Assume now that $f$ has is of an exponential type $\gamma<\pi$, meaning that for some constant $C>0$, $$|f(z)|\leq C\cdot e^{\gamma|z|}\qquad\forall z\in H.$$ If $u$ is given by $$u(z)\doteqdot\log\left|\frac{f(z)}{2C\sin(\pi z)}\right|$$ then of course this function is still subharmonic, by the reasoning stated above.
We want to prove the following two inequalities.
- $u(z)\leq A+B|z|,$ where $A,B$ are constants (not necessarily positive).
- $\limsup_{z\to\zeta}u(z)\leq -(\pi-\gamma)|\zeta|$, where $\zeta\in\{z\in\mathbb{C}\colon \operatorname{Re}\zeta=0\}$, in particular $\zeta$ lies on the boundary of $H$ and it is not $\{\infty\}$.

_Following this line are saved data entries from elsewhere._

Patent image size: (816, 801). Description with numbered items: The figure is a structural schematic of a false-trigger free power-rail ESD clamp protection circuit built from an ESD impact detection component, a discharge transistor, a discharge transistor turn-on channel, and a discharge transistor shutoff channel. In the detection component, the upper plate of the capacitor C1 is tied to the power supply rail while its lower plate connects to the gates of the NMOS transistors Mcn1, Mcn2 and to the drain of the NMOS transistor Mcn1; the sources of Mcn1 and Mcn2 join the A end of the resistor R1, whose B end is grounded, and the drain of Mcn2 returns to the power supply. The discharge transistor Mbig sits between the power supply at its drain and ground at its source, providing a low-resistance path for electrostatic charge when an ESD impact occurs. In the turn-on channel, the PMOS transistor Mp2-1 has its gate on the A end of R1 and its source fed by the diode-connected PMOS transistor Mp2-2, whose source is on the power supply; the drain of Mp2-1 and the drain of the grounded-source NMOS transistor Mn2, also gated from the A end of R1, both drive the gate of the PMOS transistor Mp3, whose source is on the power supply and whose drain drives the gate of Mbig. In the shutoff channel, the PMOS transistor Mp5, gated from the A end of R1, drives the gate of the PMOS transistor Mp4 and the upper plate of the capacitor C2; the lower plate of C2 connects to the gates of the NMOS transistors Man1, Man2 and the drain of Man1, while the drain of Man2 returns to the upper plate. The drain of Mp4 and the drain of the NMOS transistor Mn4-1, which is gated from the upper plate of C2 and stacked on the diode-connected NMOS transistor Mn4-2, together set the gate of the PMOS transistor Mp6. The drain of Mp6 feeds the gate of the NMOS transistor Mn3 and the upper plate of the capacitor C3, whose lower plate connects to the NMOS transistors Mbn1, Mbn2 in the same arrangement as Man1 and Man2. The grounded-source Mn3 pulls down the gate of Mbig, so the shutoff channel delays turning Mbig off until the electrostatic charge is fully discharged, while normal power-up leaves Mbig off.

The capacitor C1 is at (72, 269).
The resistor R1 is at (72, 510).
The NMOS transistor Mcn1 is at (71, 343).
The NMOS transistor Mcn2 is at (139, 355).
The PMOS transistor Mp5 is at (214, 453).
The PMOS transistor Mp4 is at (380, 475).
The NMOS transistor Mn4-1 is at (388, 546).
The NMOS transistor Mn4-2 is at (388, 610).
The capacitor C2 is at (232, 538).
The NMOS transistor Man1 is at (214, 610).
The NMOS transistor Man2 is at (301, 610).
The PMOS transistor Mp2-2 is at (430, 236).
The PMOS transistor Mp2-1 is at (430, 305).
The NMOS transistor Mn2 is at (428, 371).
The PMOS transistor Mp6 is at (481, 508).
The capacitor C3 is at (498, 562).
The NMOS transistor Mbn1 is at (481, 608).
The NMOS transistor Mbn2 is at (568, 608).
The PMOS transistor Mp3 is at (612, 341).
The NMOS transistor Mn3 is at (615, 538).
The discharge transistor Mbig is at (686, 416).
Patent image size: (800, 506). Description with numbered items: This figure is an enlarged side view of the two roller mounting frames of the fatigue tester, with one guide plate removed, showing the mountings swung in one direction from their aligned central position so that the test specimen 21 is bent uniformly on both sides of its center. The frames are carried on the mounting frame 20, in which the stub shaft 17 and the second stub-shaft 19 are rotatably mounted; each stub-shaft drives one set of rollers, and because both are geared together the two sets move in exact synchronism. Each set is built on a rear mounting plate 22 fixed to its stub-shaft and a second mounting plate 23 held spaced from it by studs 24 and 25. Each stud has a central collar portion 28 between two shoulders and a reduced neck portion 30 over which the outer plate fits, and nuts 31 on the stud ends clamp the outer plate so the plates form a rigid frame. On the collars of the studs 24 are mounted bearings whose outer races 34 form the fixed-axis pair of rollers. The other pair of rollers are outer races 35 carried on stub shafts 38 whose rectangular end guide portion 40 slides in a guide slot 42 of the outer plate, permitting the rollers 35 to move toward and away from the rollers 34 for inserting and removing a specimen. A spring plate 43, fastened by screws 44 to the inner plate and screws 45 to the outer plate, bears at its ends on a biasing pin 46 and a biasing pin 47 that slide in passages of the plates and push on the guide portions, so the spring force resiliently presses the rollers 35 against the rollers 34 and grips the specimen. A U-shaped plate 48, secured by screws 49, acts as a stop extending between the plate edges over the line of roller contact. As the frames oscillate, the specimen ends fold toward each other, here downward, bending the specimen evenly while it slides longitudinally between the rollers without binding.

Both inequalities are not clear why they hold. This is exercise 2.3.6 of Ransford Potential Theory of the Complex Plane, so they should be true. My main problem lies to proving an upper bound for the sin function in (i) and I expect similar reasoning will also yield the second inequality.
Appreciate any help or comments in this exercise.